Earlier this semester, Dr. Webber talked about the early failure of the European Union’s cap and trade system for carbon dioxide (formally known as the Emissions Trading Scheme, or ETS). This was the result of too many emissions permits being issued to market participants. While the problem was eventually fixed, the global economic slowdown has driven the price of CO2 downward in recent years. Unfortunately, it looks like the market may be in danger of collapsing once again.
What happened in the early days of ETS
When the EU’s Emission Trading Scheme started operating in January 2005, the price of CO2 emissions quickly reached a peak of near €30/ton. However, as early as April 2005, several countries reported that their emissions were below the number of permits that had been allocated. This trend continued into 2007, causing the price of a ton of CO2 to collapse to €0.10 by September . This collapse was not just caused by the fact that the regulators had issued too many emission permits in the first place, though that was a significant factor. The relatively high price on CO2 in 2005 and most of 2006 actually drove firms to reduce their emissions. As a result, overall emissions declined faster than expected, thereby exacerbating the oversupply problem. The price recovered in 2008 to an average of €21/ton as the EU began the second phase of the ETS program and all unused permits were reset to zero. Though the global recession has depressed the price over the last few years as economic output has dropped, the market for CO2 permits has remained relatively stable.
History repeating itself?
On April 21, 2013, The New York Times reported that Europe’s persisting economic and political difficulties had once again created another situation of too many permits being available for purchase by polluters (the EU began auctioning off the permits rather than giving them away at the beginning 2013).

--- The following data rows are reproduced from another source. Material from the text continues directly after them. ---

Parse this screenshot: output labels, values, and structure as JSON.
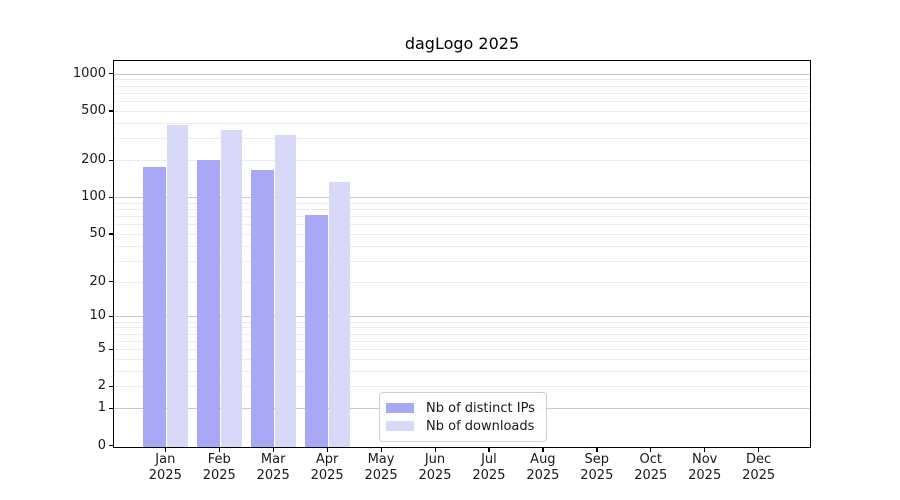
{
  "chart_data": {
    "type": "bar",
    "title": "dagLogo 2025",
    "categories": [
      "Jan 2025",
      "Feb 2025",
      "Mar 2025",
      "Apr 2025",
      "May 2025",
      "Jun 2025",
      "Jul 2025",
      "Aug 2025",
      "Sep 2025",
      "Oct 2025",
      "Nov 2025",
      "Dec 2025"
    ],
    "series": [
      {
        "name": "Nb of distinct IPs",
        "color": "#a8a8f6",
        "values": [
          175,
          200,
          167,
          72,
          null,
          null,
          null,
          null,
          null,
          null,
          null,
          null
        ]
      },
      {
        "name": "Nb of downloads",
        "color": "#d8d8f8",
        "values": [
          382,
          350,
          317,
          134,
          null,
          null,
          null,
          null,
          null,
          null,
          null,
          null
        ]
      }
    ],
    "yscale": "log1p",
    "ylim": [
      0,
      1300
    ],
    "yticks": [
      1000,
      500,
      200,
      100,
      50,
      20,
      10,
      5,
      2,
      1,
      0
    ],
    "major_grid_values": [
      1,
      10,
      100,
      1000
    ],
    "grid": "horizontal, major + minor (log decades)",
    "legend_position": "inside-bottom-center",
    "colors": {
      "major_grid": "#c8c8c8",
      "minor_grid": "#ececec",
      "axis": "#000000",
      "text": "#1a1a1a"
    }
  }
}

By April 16, the price had fallen to under €5. The situation got worse later that day after the EU Parliament refused to reduce the number of permits to shore up the price of CO2, citing concerns about increasing the cost of energy at a time of economic difficulty. As a result, the price of plunged further to €2.63 in the span of about 10 minutes. The price has crept up slightly since. However, the market is still perilously close to collapsing .
The Times notes that the current price of CO2 is too low to impact the behavior of entities that produce emissions. In addition, the current difficulties have further shaken the confidence of investors, traders, and banks in cap and trade, with as many as half of the early participants having already left the market . Furthermore, since the EU Parliament has refused to constrain the supply of permits, there is little else that can be done to shore up prices. It is also important to note that this problem is not just confined to the European carbon market. Many developing countries, including China, India, and Brazil, participate in the United Nations carbon market, where oversupply has caused the price of permits to plunge to €0.01 per metric ton of CO2 . This is even more alarming, as controlling the emissions of these countries is essential to combatting global climate change.
Despite all this negative news in recent weeks, there is still some hope for cap and trade schemes. Since European utilities and other large companies are now legally required to buy permits, it is unlikely the market for carbon will ever completely collapse. However, changes must be made to the forecasts used for permit allocation to eliminate the problem of oversupply. It should be noted that there is definitive evidence that the system can work. When the price of CO2 allocations was high in 2007-2008, many companies decided to install pollution controls or switch to cleaner energy technologies. As a result, emissions dropped over that period, which was the ultimate goal of the program. However, in order for the problem of oversupply to be avoided in the future, the forecasting must take into account that the system itself may cause emissions to drop faster than expected. As the past few years have shown, that is not an easy thing to predict.